Материалы с лиссабонской конференции

Выкладываю давно обещанные материалы с переводческой конференции в Лиссабоне.

Standing out from the Crowd:
Advancing your Translation Career
by Marcela Jenney

To stay competitive in today’s fierce marketplace, professionals, executives and business owners must cultivate their own personal brand. Translators are no exceptions. The translation industry is overcrowded. To succeed today as professional translators we need more than credentials, experience and tools. We need to be in control of our businesses and our careers. We need to sell to the world our unique promise of value. Otherwise, we will compete just on the basis of price. Unfortunately, translation is perceived in the marketplace as a commodity. So, how can we make translation a non-commodity? For starters, we, as translators, have to see ourselves as a brand – unique, relevant, and compelling – no longer just translators. If we are to survive in this profession and stand out from the crowd, we have to uncover, build and nurture our own personal brand. Personal branding means using who we are to get what we want from life. By developing our own individual winning brand, we can increase our visibility and presence, boost our revenues, increase our confidence, understand ourselves better, and create a clear focus of our business. In this presentation, Marcela Jenney will share everything you need to know about personal branding to differentiate yourself in the competitive translation marketplace. This includes showing you techniques to devise your own personal branding strategy to expand your success and make you stand out from the crowd in the translation arena.

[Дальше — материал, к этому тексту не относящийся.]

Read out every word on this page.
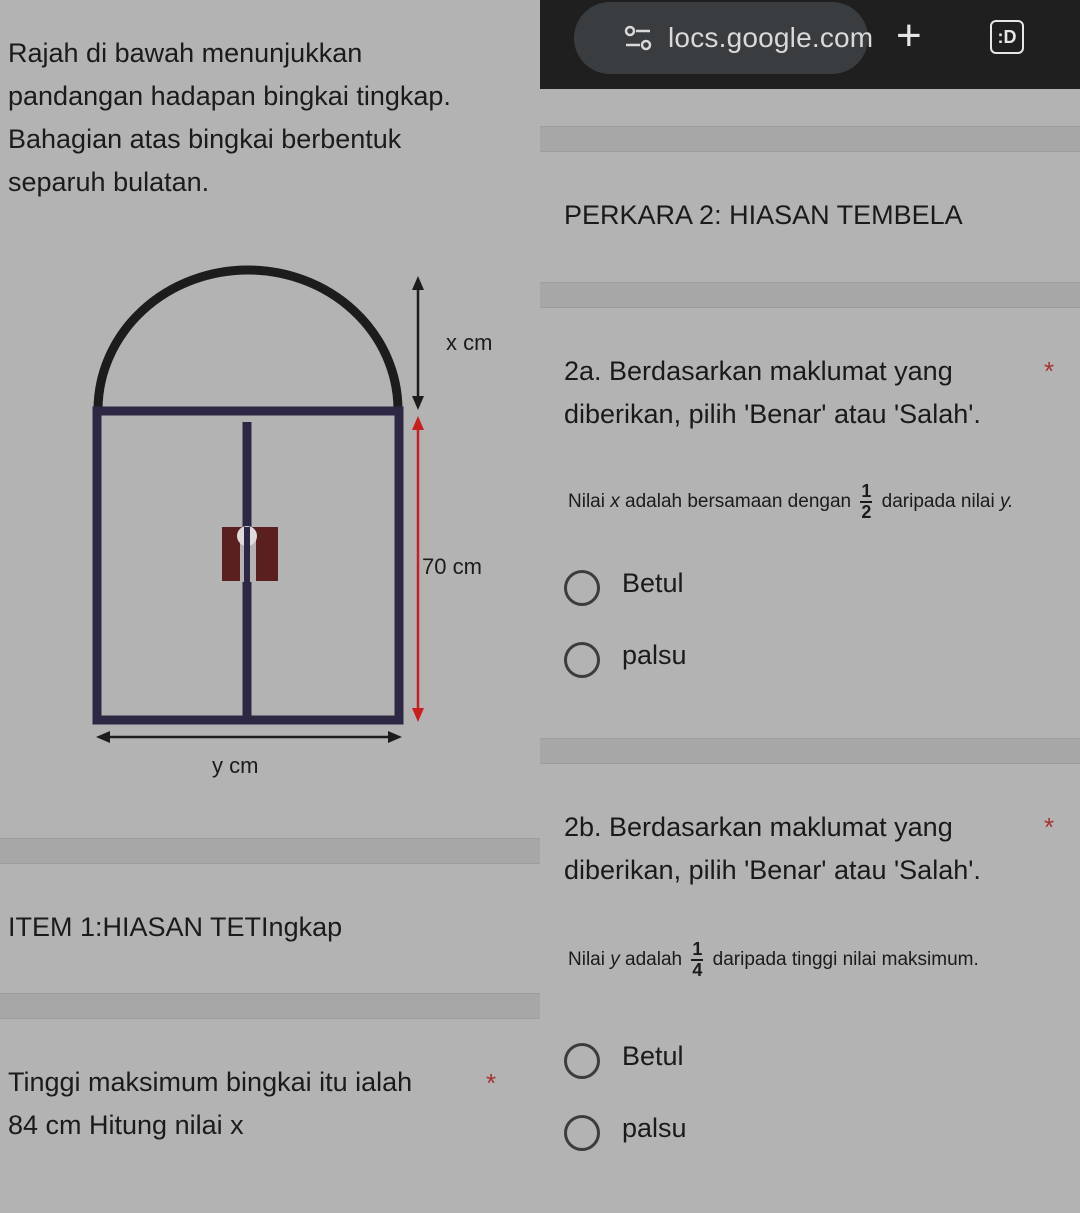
Rajah di bawah menunjukkan
pandangan hadapan bingkai tingkap.
Bahagian atas bingkai berbentuk
separuh bulatan.
x cm
70 cm
y cm
ITEM 1:HIASAN TETIngkap
Tinggi maksimum bingkai itu ialah	*
84 cm Hitung nilai x
locs.google.com +	:D
PERKARA 2: HIASAN TEMBELA
2a. Berdasarkan maklumat yang	*
diberikan, pilih 'Benar' atau 'Salah'.
Nilai x adalah bersamaan dengan $\frac{1}{2}$ daripada nilai y.
Betul
palsu
2b. Berdasarkan maklumat yang	*
diberikan, pilih 'Benar' atau 'Salah'.
Nilai y adalah $\frac{1}{4}$ daripada tinggi nilai maksimum.
Betul
palsu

Презентация + mp3 выступления (12,7 МБайт)


Bearings Inside Out
by João Roque Dias

In technical and less technical texts, whether critical in engineering terms or less so, translators working from English into other languages frequently misuse the word ’bearing’ as a fast equivalent for ’anti-friction bearing’. And, so, most invarably, bearing is simply rendered as rolamento (pt), roulement (fr), rolamiento (es), cuscinetto (it) or Wälzlager (de). This is typically both grossly incorrect and a complete betrayal of the original. To translate, say, "main bearing", referring to an internal combustion engine, as "main rolling bearing" instead of its right counterpart in the target language ("apoio da cambota", in Portuguese), is nothing less than a ‘clanger’ and a clear pointer to the translator’s ignorance of the subject matter that he or she claims to master. In this presentation, I will try to clarify the concepts and terminologies associated to this simple term. After all, bridges, sailors, and mechanics all use bearings, and it’s up to us, the translators, to tell them apart and to come up with the right translation. Without, of course, loosing our bearings…

Презентация + mp3 (23 МБайт)


Translating Technical Manuals – DOs and DON’Ts
by João Roque Dias

A technical text is not a literary text sprinkled with hard to understand, complicated, puzzling words (the so called technical terms) and funny sentences. Far from it! A technical text, or the manuals that form its natural habitat, is written for a very precise and specific purpose: to convey information to those who need it to perform their work, keep their jobs, or, simply, to enhance their lives.

With these simple facts in mind, we will look at a manual’s anatomy, dissect it part by part (from the translator’s point of view), and study some examples of what to do (and not to do…). Not convinced? Look at the spines (yes, just the spines…) of the books lying on your shelves and try to spot the differences.